Located on Nguyen Thiep Street, Ba Diec’s vermicelli stall is a famous destination for nightlife in the capital, selling 700 bowls every night.
Starting at 6 pm daily, anyone passing through the first area of Nguyen Thiep street (opposite Dong Xuan market) can see a load of vermicelli being cleared for sale. The restaurant occupies a wide sidewalk, stretching across four houses (from 68 to 74, and the opposite area) with about 30 sets of plastic tables and chairs.
Ms. Giang Thi Hoa (53 years old, from Hanoi) used to sell with her mother-in-law at 46 Duong Thanh for more than 20 years. After her mother-in-law passed away, Mrs. Hoa inherited the business and has been running it for eight years. Due to the redevelopment of the old area, she moved to Nguyen Thiep three years ago.
Regarding the name of her shop, Ms. Hoa said that when she first opened in Nguyen Thiep, she had a hearing problem in her right ear. Many times she misheard her customers’ orders, and they would call her “Deaf Lady”. Over time, she grew accustomed to it and gave the name to her vermicelli stall. Hoa now uses a hearing aid, so customers who come to eat are served accurately, and no longer complain about receiving the wrong dish.
In addition to the usual vermicelli noodles, the menu of the stall offers toppings such as cartilage, ear rolls, beef, snails, and more. Among them, the bun rieu cartilage is the most popular dish. The price of each bowl ranges from VND 20,000 to VND 30,000. Some additional dishes include tofu (VND 10,000 per pack), duck eggs (VND 8,000 per fruit), and more. A full bowl of vermicelli noodles, including beef and toppings, costs VND 60,000.

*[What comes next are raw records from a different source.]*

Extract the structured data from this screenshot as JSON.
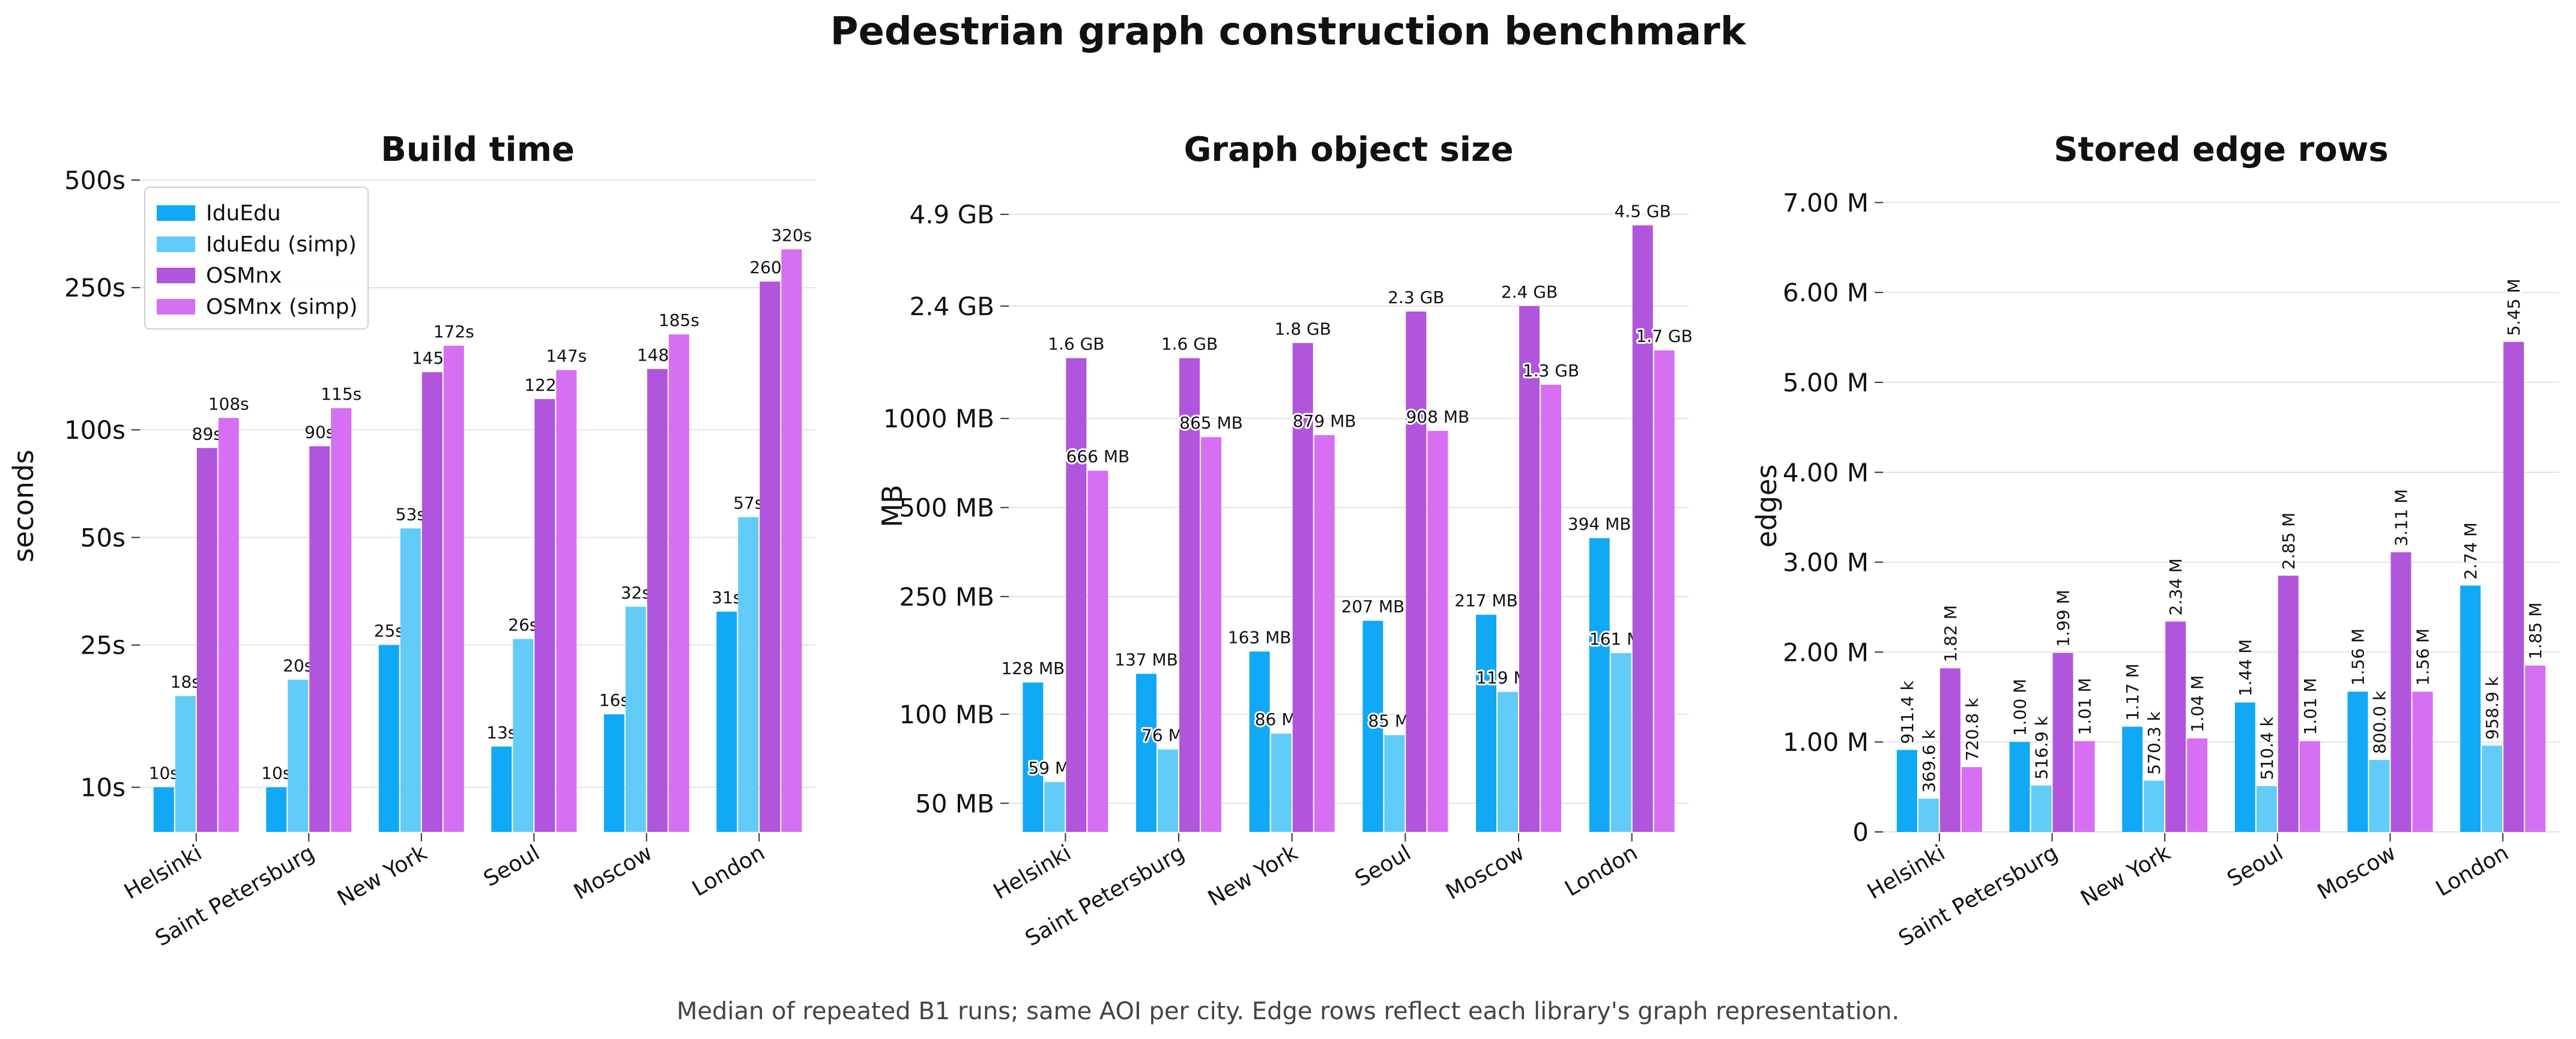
{
  "figure": {
    "title": "Pedestrian graph construction benchmark",
    "footnote": "Median of repeated B1 runs; same AOI per city. Edge rows reflect each library's graph representation."
  },
  "colors": {
    "IduEdu": "#11a8f5",
    "IduEdu (simp)": "#62cbf8",
    "OSMnx": "#b055dc",
    "OSMnx (simp)": "#d66ff2"
  },
  "chart_data": [
    {
      "id": "build-time",
      "type": "bar",
      "title": "Build time",
      "xlabel": "",
      "ylabel": "seconds",
      "yscale": "log",
      "ylim": [
        7.5,
        500
      ],
      "yticks": [
        10,
        25,
        50,
        100,
        250,
        500
      ],
      "ytick_labels": [
        "10s",
        "25s",
        "50s",
        "100s",
        "250s",
        "500s"
      ],
      "grid": true,
      "legend": "upper-left",
      "categories": [
        "Helsinki",
        "Saint Petersburg",
        "New York",
        "Seoul",
        "Moscow",
        "London"
      ],
      "series": [
        {
          "name": "IduEdu",
          "values": [
            10,
            10,
            25,
            13,
            16,
            31
          ],
          "labels": [
            "10s",
            "10s",
            "25s",
            "13s",
            "16s",
            "31s"
          ]
        },
        {
          "name": "IduEdu (simp)",
          "values": [
            18,
            20,
            53,
            26,
            32,
            57
          ],
          "labels": [
            "18s",
            "20s",
            "53s",
            "26s",
            "32s",
            "57s"
          ]
        },
        {
          "name": "OSMnx",
          "values": [
            89,
            90,
            145,
            122,
            148,
            260
          ],
          "labels": [
            "89s",
            "90s",
            "145s",
            "122s",
            "148s",
            "260s"
          ]
        },
        {
          "name": "OSMnx (simp)",
          "values": [
            108,
            115,
            172,
            147,
            185,
            320
          ],
          "labels": [
            "108s",
            "115s",
            "172s",
            "147s",
            "185s",
            "320s"
          ]
        }
      ]
    },
    {
      "id": "graph-size",
      "type": "bar",
      "title": "Graph object size",
      "xlabel": "",
      "ylabel": "MB",
      "yscale": "log",
      "ylim": [
        40,
        6400
      ],
      "yticks": [
        50,
        100,
        250,
        500,
        1000,
        2400,
        4900
      ],
      "ytick_labels": [
        "50 MB",
        "100 MB",
        "250 MB",
        "500 MB",
        "1000 MB",
        "2.4 GB",
        "4.9 GB"
      ],
      "grid": true,
      "legend": "none",
      "categories": [
        "Helsinki",
        "Saint Petersburg",
        "New York",
        "Seoul",
        "Moscow",
        "London"
      ],
      "series": [
        {
          "name": "IduEdu",
          "values": [
            128,
            137,
            163,
            207,
            217,
            394
          ],
          "labels": [
            "128 MB",
            "137 MB",
            "163 MB",
            "207 MB",
            "217 MB",
            "394 MB"
          ]
        },
        {
          "name": "IduEdu (simp)",
          "values": [
            59,
            76,
            86,
            85,
            119,
            161
          ],
          "labels": [
            "59 MB",
            "76 MB",
            "86 MB",
            "85 MB",
            "119 MB",
            "161 MB"
          ]
        },
        {
          "name": "OSMnx",
          "values": [
            1600,
            1600,
            1800,
            2300,
            2400,
            4500
          ],
          "labels": [
            "1.6 GB",
            "1.6 GB",
            "1.8 GB",
            "2.3 GB",
            "2.4 GB",
            "4.5 GB"
          ]
        },
        {
          "name": "OSMnx (simp)",
          "values": [
            666,
            865,
            879,
            908,
            1300,
            1700
          ],
          "labels": [
            "666 MB",
            "865 MB",
            "879 MB",
            "908 MB",
            "1.3 GB",
            "1.7 GB"
          ]
        }
      ]
    },
    {
      "id": "edge-rows",
      "type": "bar",
      "title": "Stored edge rows",
      "xlabel": "",
      "ylabel": "edges",
      "yscale": "linear",
      "ylim": [
        0,
        7250000
      ],
      "yticks": [
        0,
        1000000,
        2000000,
        3000000,
        4000000,
        5000000,
        6000000,
        7000000
      ],
      "ytick_labels": [
        "0",
        "1.00 M",
        "2.00 M",
        "3.00 M",
        "4.00 M",
        "5.00 M",
        "6.00 M",
        "7.00 M"
      ],
      "grid": true,
      "legend": "none",
      "categories": [
        "Helsinki",
        "Saint Petersburg",
        "New York",
        "Seoul",
        "Moscow",
        "London"
      ],
      "series": [
        {
          "name": "IduEdu",
          "values": [
            911400,
            1000000,
            1170000,
            1440000,
            1560000,
            2740000
          ],
          "labels": [
            "911.4 k",
            "1.00 M",
            "1.17 M",
            "1.44 M",
            "1.56 M",
            "2.74 M"
          ]
        },
        {
          "name": "IduEdu (simp)",
          "values": [
            369600,
            516900,
            570300,
            510400,
            800000,
            958900
          ],
          "labels": [
            "369.6 k",
            "516.9 k",
            "570.3 k",
            "510.4 k",
            "800.0 k",
            "958.9 k"
          ]
        },
        {
          "name": "OSMnx",
          "values": [
            1820000,
            1990000,
            2340000,
            2850000,
            3110000,
            5450000
          ],
          "labels": [
            "1.82 M",
            "1.99 M",
            "2.34 M",
            "2.85 M",
            "3.11 M",
            "5.45 M"
          ]
        },
        {
          "name": "OSMnx (simp)",
          "values": [
            720800,
            1010000,
            1040000,
            1010000,
            1560000,
            1850000
          ],
          "labels": [
            "720.8 k",
            "1.01 M",
            "1.04 M",
            "1.01 M",
            "1.56 M",
            "1.85 M"
          ]
        }
      ]
    }
  ]
}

Mrs. Hoa’s vermicelli is sold every day until 4 am, with the most crowded time being from around 10 pm to 2 am. On weekends, the restaurant can serve nearly 100 people at a time. Mrs. Hoa sells an average of 700 bowls per night, consuming about a quintal of vermicelli. She said that the special attraction of her vermicelli is the pot of broth made from pure pork bones and crab bricks using her family’s heirloom recipe, which has been passed down for three generations. Therefore, the vermicelli is considered an invaluable asset of her family.
Although it is a small stall, it attracts many guests all year round. Including Mrs. Hoa, there are 10 people serving the vermicelli. Starting at 11 am every day, everyone begins to prepare ingredients, including cooking broth, processing toppings, and raw vegetables. The most important part is cooking the broth by simmering pork bones for at least 12 hours.

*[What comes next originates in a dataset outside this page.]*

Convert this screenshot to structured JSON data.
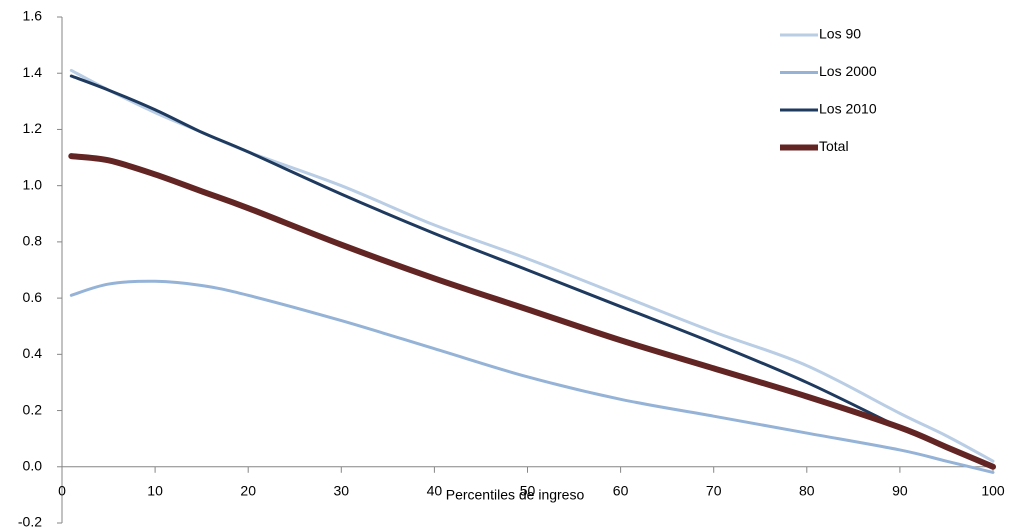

When a customer places an order, Mrs. Hoa blanches the vermicelli in boiling water to heat it up, adds assorted side dishes based on the customer’s request, finely chopped scallions, dried onions, seasoning, and broth, and fills the bowl near the mouth. When served, the bowl of vermicelli still emits steam, along with the aroma of crab-brick broth and the fragrance of onion fat. Customers can add more lemon, chili sauce, or garlic vinegar to their taste.
Mrs. Hoa’s vermicelli stall is a popular and well-known destination in Hanoi. Customers appreciate the quality of the food, the reasonable prices, and the friendly atmosphere. The vermicelli stall has even received positive feedback from foreign customers. However, the vermicelli stall can be crowded at peak hours, and there is a deposit fee for motorbike parking.
Additionally, customers can enjoy a view of the Hanoi-Hai Duong-Hai Phong train route if they visit at certain times. Overall, it seems like a great place to enjoy a bowl of vermicelli noodles in Hanoi.